Welcome to my world!

I'm James Maxey, the author of the Bitterwood fantasy trilogy composed of Bitterwood, Dragonforge, and Dragonseed. Before these saw print, I was best known for the superhero novel Nobody Gets the Girl. This website is focused exclusively on my published fiction. At my second blog, Jawbone of an Ass, I serve up loudmouthed blathering about politics, religion, money, and other topic polite people have the sense to avoid.

If you're here for news about my fiction, you're in luck! 2011 saw the release of my short fiction collection There is No Wheel plus my supervillain novel Burn Baby Burn. In January 2012, my Dragon Apocolypse series lauches with the release of Greatshadow, following in July by the second book in the series, Hush. Click here for a preview of Greatshadow. I should be releasing at least two books a year for the foreseeable future. Stay tuned!

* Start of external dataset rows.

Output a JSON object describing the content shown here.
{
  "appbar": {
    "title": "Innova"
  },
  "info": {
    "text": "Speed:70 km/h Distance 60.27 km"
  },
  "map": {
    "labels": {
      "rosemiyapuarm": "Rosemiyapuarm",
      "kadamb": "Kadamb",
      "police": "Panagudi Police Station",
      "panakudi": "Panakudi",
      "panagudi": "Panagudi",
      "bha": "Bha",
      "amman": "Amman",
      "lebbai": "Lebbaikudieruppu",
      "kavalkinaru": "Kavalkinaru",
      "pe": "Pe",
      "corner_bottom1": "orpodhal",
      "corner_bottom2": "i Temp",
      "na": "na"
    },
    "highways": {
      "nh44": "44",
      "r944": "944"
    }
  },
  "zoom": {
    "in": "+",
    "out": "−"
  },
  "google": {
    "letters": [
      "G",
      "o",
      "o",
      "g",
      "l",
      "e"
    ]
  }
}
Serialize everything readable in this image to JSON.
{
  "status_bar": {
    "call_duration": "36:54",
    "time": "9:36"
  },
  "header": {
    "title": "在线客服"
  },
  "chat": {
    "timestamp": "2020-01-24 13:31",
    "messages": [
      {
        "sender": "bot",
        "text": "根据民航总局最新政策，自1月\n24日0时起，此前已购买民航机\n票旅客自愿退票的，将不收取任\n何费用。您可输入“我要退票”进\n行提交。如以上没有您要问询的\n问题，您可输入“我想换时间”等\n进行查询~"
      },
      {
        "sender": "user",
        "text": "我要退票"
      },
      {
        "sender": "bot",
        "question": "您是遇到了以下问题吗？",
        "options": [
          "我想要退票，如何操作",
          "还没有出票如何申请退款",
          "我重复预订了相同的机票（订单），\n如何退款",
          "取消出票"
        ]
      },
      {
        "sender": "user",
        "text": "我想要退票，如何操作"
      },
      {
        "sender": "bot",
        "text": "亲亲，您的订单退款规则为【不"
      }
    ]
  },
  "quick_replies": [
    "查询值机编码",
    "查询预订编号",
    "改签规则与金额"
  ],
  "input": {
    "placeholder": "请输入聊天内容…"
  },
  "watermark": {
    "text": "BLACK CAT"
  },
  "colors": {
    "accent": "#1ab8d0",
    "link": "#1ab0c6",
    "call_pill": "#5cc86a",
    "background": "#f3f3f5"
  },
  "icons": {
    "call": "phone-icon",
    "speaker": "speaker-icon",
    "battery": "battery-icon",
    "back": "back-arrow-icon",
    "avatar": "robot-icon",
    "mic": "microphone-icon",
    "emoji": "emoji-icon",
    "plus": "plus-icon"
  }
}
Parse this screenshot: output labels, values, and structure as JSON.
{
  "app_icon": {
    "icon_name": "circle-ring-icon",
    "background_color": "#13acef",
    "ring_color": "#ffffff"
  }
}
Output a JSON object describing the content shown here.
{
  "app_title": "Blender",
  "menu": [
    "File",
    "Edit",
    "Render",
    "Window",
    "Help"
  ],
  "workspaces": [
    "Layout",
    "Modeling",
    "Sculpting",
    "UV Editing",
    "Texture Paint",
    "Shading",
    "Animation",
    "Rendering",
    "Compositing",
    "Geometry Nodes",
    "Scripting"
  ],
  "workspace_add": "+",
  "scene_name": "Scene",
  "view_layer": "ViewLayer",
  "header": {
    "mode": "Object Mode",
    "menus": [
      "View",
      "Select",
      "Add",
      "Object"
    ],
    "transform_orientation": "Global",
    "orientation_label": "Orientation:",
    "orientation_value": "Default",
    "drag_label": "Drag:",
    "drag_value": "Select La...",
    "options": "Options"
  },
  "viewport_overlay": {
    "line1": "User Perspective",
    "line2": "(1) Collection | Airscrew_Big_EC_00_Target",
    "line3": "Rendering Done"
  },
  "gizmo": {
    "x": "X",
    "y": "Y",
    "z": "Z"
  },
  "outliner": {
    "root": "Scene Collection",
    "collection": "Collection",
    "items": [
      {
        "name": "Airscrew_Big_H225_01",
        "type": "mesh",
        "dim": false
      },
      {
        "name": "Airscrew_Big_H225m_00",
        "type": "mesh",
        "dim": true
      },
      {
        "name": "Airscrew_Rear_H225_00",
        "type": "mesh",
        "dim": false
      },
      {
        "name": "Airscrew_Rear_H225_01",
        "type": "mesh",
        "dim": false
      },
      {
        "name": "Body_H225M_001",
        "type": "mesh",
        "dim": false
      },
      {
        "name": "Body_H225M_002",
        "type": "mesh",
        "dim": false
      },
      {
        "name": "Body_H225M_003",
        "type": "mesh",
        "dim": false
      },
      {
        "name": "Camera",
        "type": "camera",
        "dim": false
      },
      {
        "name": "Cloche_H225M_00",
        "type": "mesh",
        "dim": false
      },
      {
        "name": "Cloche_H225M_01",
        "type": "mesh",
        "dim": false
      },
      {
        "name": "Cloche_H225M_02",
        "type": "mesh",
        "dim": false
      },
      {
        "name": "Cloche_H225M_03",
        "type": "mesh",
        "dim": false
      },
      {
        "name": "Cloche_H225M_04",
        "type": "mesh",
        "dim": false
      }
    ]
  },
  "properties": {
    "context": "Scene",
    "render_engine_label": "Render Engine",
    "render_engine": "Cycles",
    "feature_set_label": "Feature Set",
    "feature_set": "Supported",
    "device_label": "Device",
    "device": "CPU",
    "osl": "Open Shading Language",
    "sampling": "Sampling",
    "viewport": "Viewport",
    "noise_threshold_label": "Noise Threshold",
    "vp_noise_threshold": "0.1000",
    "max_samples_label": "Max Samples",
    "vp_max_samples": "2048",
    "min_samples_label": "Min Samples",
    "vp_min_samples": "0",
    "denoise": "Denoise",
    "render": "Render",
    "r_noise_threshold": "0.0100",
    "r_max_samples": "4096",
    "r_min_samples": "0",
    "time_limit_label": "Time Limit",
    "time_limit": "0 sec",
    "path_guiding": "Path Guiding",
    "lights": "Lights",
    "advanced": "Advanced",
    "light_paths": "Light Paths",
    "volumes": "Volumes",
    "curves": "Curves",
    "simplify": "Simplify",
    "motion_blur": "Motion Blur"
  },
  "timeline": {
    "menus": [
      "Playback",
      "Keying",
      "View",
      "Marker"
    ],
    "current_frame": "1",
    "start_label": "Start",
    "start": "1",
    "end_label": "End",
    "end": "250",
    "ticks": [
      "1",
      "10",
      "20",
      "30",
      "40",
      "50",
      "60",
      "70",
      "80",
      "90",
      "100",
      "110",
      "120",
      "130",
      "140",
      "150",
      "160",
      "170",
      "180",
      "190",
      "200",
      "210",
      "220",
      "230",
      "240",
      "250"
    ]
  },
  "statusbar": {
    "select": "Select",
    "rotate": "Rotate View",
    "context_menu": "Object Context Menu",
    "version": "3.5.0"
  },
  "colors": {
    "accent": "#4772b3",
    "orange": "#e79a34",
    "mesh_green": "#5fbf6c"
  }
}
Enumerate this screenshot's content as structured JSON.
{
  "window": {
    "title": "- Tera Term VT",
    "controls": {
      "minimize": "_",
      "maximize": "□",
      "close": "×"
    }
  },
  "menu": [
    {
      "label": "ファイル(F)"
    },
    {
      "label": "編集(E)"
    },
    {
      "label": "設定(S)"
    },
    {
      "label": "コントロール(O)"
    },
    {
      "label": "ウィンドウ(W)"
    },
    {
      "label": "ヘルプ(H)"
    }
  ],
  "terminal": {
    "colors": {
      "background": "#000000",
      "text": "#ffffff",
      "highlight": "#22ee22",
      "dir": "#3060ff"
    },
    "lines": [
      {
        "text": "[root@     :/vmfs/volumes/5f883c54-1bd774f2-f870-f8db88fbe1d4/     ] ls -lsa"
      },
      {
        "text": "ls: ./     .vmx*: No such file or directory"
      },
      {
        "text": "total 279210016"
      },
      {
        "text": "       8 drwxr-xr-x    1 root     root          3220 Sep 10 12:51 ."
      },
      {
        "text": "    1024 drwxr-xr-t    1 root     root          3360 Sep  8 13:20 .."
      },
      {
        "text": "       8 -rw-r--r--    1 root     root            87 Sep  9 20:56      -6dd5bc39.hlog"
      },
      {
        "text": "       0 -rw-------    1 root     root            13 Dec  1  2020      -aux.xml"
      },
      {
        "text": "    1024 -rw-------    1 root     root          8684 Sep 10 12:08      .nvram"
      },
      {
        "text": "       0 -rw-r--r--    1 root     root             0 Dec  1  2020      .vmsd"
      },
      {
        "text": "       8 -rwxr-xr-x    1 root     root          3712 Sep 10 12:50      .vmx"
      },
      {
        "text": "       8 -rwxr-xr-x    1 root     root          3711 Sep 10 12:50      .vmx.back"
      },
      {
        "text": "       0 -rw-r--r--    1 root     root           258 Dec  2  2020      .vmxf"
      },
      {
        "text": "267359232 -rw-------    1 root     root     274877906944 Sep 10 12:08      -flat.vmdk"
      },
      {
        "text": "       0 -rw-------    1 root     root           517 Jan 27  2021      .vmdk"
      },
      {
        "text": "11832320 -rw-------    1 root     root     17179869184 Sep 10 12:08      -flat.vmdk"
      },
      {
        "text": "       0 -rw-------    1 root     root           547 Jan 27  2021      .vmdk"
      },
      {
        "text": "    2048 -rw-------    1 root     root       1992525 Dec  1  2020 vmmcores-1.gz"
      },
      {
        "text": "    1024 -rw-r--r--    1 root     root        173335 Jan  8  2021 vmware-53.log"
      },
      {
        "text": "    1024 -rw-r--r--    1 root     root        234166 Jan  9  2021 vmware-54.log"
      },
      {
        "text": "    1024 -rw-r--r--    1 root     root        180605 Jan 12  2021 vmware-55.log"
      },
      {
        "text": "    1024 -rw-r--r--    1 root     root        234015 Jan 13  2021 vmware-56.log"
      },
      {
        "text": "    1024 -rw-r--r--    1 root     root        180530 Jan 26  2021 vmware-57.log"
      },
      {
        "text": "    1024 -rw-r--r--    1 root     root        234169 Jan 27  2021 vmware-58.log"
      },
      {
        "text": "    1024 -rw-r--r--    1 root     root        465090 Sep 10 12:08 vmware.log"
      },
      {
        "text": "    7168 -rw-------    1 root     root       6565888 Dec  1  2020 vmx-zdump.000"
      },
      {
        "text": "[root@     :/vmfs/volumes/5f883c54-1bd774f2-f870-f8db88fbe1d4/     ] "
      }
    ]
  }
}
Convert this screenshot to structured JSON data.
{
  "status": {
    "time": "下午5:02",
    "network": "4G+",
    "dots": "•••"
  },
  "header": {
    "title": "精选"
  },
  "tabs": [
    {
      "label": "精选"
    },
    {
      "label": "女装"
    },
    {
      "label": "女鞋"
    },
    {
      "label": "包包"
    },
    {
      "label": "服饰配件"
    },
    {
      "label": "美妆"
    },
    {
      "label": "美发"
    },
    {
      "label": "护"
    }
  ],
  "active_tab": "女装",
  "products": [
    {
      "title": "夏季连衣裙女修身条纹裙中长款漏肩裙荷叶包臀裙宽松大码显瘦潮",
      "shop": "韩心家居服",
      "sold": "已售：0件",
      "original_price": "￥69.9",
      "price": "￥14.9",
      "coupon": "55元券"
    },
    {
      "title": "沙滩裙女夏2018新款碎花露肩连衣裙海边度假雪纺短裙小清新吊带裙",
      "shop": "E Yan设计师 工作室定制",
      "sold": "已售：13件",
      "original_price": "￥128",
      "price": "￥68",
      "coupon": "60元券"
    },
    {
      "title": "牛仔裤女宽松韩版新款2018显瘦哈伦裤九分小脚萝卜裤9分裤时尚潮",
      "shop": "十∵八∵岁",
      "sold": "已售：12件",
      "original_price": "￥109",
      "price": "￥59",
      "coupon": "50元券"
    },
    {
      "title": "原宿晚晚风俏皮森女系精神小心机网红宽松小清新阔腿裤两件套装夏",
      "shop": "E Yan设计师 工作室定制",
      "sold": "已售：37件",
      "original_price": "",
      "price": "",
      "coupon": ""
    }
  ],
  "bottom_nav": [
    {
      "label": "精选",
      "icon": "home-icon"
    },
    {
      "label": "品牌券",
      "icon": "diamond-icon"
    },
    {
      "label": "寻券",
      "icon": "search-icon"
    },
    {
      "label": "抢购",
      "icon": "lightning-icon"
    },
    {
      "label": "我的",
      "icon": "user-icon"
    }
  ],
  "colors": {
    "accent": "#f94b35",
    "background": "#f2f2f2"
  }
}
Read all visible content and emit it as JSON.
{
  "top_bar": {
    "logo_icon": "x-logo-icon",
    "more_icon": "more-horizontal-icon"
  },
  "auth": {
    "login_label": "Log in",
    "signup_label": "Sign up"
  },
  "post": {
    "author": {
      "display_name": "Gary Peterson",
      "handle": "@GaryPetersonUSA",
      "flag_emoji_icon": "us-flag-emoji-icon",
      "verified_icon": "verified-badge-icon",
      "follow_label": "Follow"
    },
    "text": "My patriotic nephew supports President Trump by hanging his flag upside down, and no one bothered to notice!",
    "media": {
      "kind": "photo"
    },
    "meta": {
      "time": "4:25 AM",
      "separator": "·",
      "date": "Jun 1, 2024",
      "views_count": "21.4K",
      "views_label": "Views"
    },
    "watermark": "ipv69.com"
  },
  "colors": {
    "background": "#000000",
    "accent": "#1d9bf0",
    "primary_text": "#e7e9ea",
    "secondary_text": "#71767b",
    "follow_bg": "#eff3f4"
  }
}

Wednesday, September 14, 2011

Halfway through Hush, V3

Just finished my rewrite of chapter 10 of Hush, third draft. My calendar calls for me to finish the draft by the end of the month, and since the end of chapter 10 marks the middle of the book, I'm well on track to hit my target.

Third drafts are where I try to fix problems my wise-readers have brought to my attention. They are also a draft where I try to catch continuity errors. Usually, it's just trivial stuff. In chapter 9, there was a fight scene and I rather vividly describe one of the characters involved as being red in the face while she's screaming. But, in chapter 10, Stagger says of the same character that when he'd seen her last, her face had been pale. Simple enough to fix, but also the type of error that most terrifies me. It's easy for me to keep track of the big picture and avoid continuity errors in the plot, but my cast has a dozen or more named players and trying to remember small details about them from chapter to chapter like what color shirt they are wearing can really trip me up. In the grand scheme of things, these details aren't really important. The plot will unfold exactly the same whether the captain of this ship is wearing a white shirt or a black shirt. Unfortunately, tiny contradictions can bug a reader and cause them to lose focus. At the same time, you can't leave out these minor details, since they add the sensory detail neccessary for a scene to come to life. I know some people keep "bibles" where they write down all these details, but I've never found that all that helpful. I do have a notes file where I jot down small points I know I'll reference later, but I find that I almost never look at it except to put new stuff in.